Em um ano de tantas mudanças, o zagueiro Paulo André está garantido no Atlético em 2018 e terá a responsabilidade de ser o líder do elenco. Aos 34 anos, o defensor renovou contrato com o Furacão para a próxima temporada e se vê em meio a uma nova realidade.

Com as saídas do volante Lucho González e do atacante Eduardo Silva, além da negociação do goleiro Weverton, que era o capitão do time, Paulo André se torna o atleta mais velho do grupo e também o mais rodado. Dos trintões, além dele apenas o lateral-direito Jonathan, de 31 anos, permanece para o ano que vem. A missão será conduzir a garotada e os novos reforços.

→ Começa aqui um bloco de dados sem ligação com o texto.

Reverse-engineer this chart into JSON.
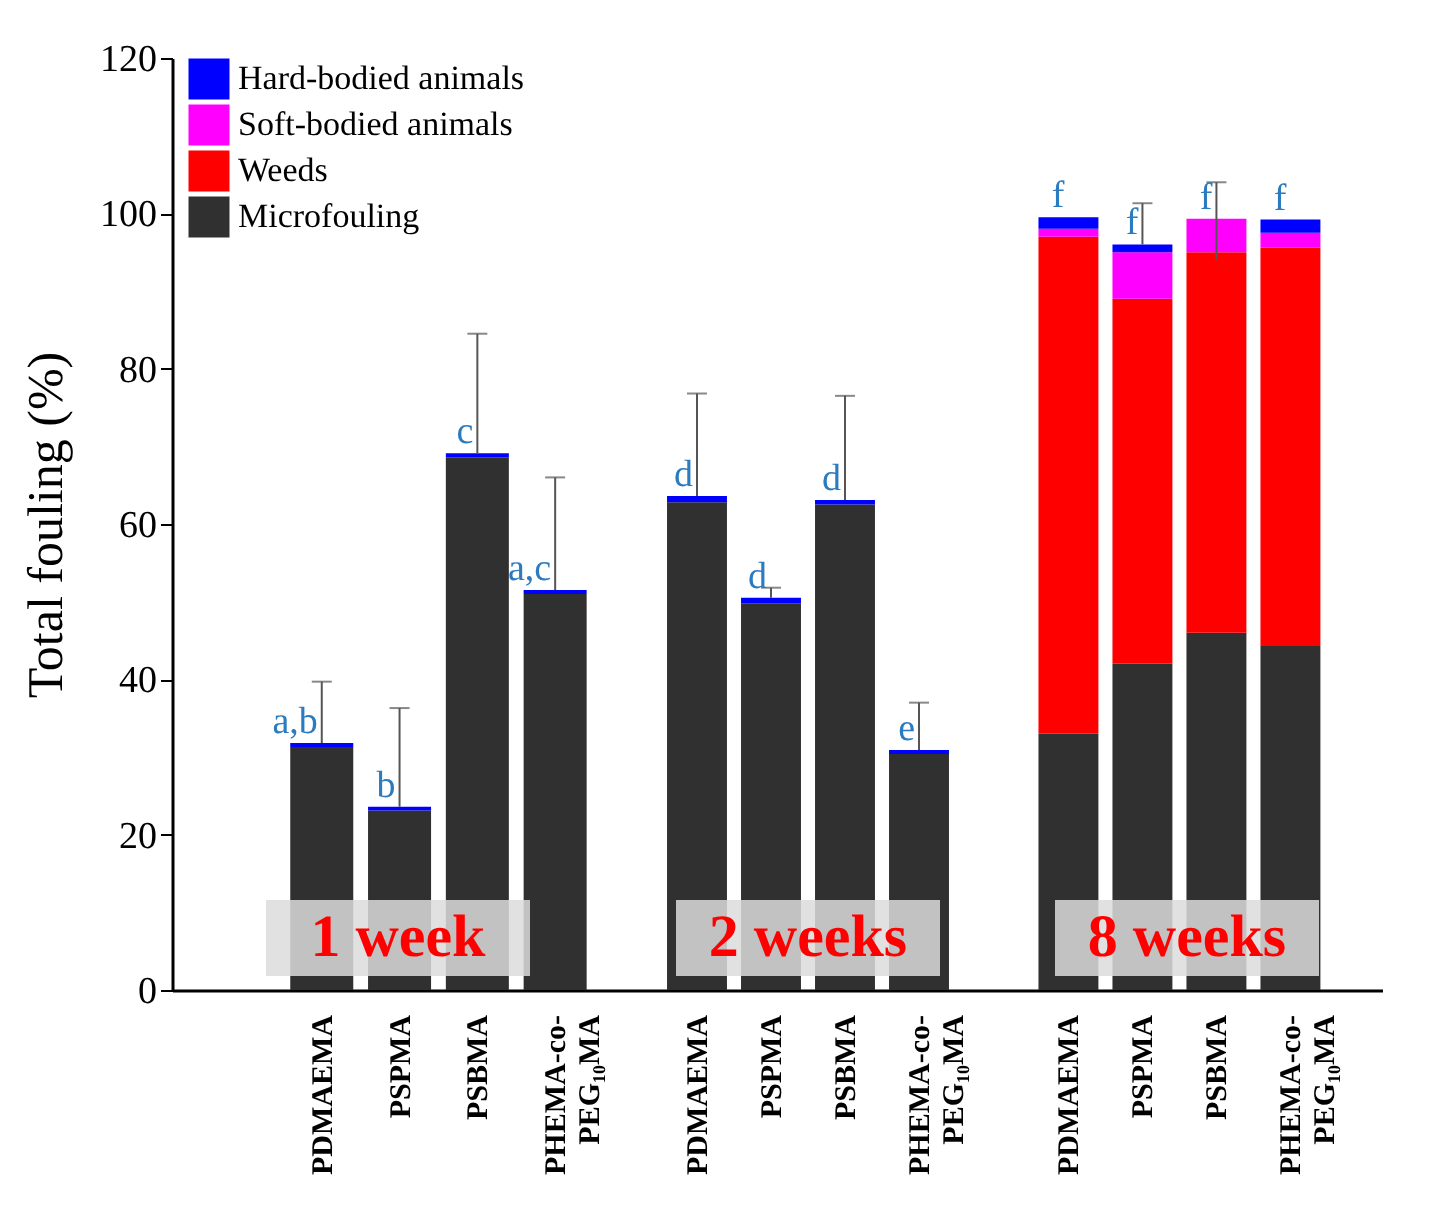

Mas não é só pela idade que o zagueiro será o líder do Rubro-Negro em campo, mas, principalmente, por seu comportamento fora dele. É tido dentro do clube como um exemplo, fez cursos de gestão e deve ser uma peça importante no elenco atleticano, levando em conta o modelo de gestão que o clube quer implantar na próxima temporada.

Na última entrevista coletiva que participou, o jogador elogiou o atual modelo do clube. “Evidentemente que o Atlético tem tido sucesso nos últimos anos apesar da receita muito menor que a dos outros competidores, dos 12 maiores, o Atlético faz isso por causa da sua gestão, que é enxuta, e também por causa da ideia de jogo que ele busca usar. Vai buscar um treinador que ninguém conhece para tentar esse diferencial, porque com atletas e com salário, não dá”, disse ele na oportunidade, após a derrota por 1×0 para o Cruzeiro.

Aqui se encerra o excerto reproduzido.